The high number of Scandinavian immigrants who lived in the Snowy Mountains at the time provided a suitable competitive environment for Nerdal's talent to develop. But it also meant that he had to survive an extremely competitive qualification process to achieve his historical Olympic participation. This involved multiple qualifying events in NSW and Victoria, with selection up for grabs until the very end.
 
"There were a lot of Norwegian skiers in Australia then. We had a competition between us for who would ski the best time. There was a lot of competition against each other. The last one was in Victoria. I won the last one and I qualified," Nerdal said.
 
Nerdal reunited with more of his former countrymen in California, where he was invited to train with the Norwegian team ahead of the Olympics. He remembers meeting his old friends and sharing the Olympic experience as some of the best moments in his sporting career.
 
"To go to the Olympics, and meet my friends from home - there were about twenty Norwegians there and I knew most of them.  We [the Australian team] were living downstairs in a unit and the Norwegians were upstairs. I trained a lot with them before the competition started."
 
After his ground-breaking participation at Squaw Valley 1960, Nerdal continued to compete in Cross-Country skiing and track running while in Canberra. His training did not change significantly throughout his career.
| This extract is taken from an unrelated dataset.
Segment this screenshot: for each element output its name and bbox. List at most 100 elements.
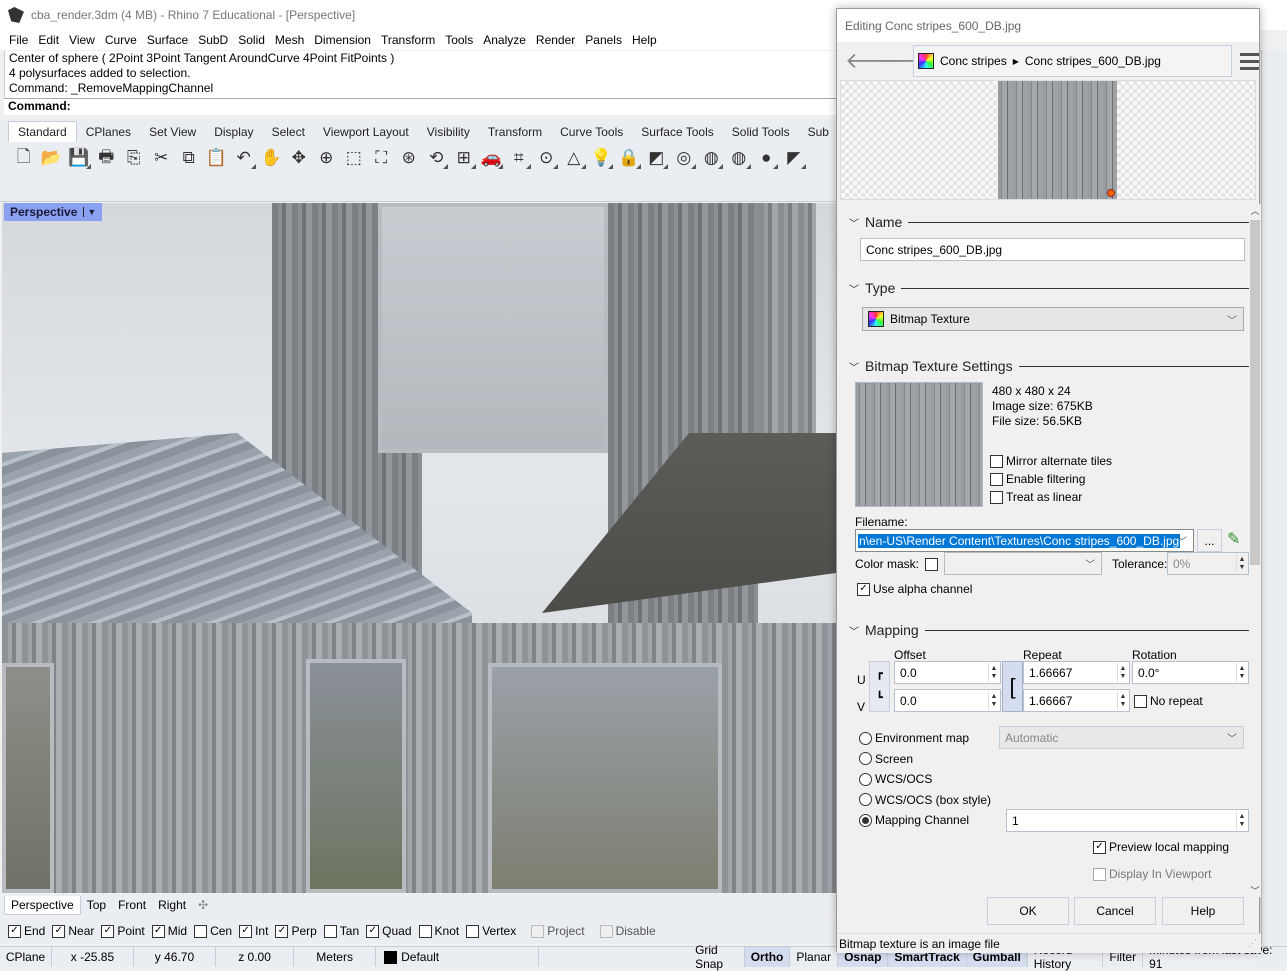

A true multi-sport athlete, Nerdal had alternated Cross-Country skiing and running since his competitive days in Norway, when he used to be a 400m and 800m runner on the track, in the summer. Despite lacking formal training and not having access to a coach, he had continued the same regime in Canberra. He later identified this multi-disciplinary, all-year-round approach as one of the key factors for his success, together with his combative and persistent nature.
 
"Training, training, training. I did a lot of running in Canberra, cross-country running. I didn't have a coach, but you always know better than your coach anyhow," joked Nerdal. 

Brockhoff, Walpole and Nerdal join other nine Winter Olympians who have already been nominated for the Snow Australia Medal and include Bob Arnott, Frank Prihoda and three-times Olympian Bill Day. Snow Australia will continue to announce the full list of recipients in the coming weeks.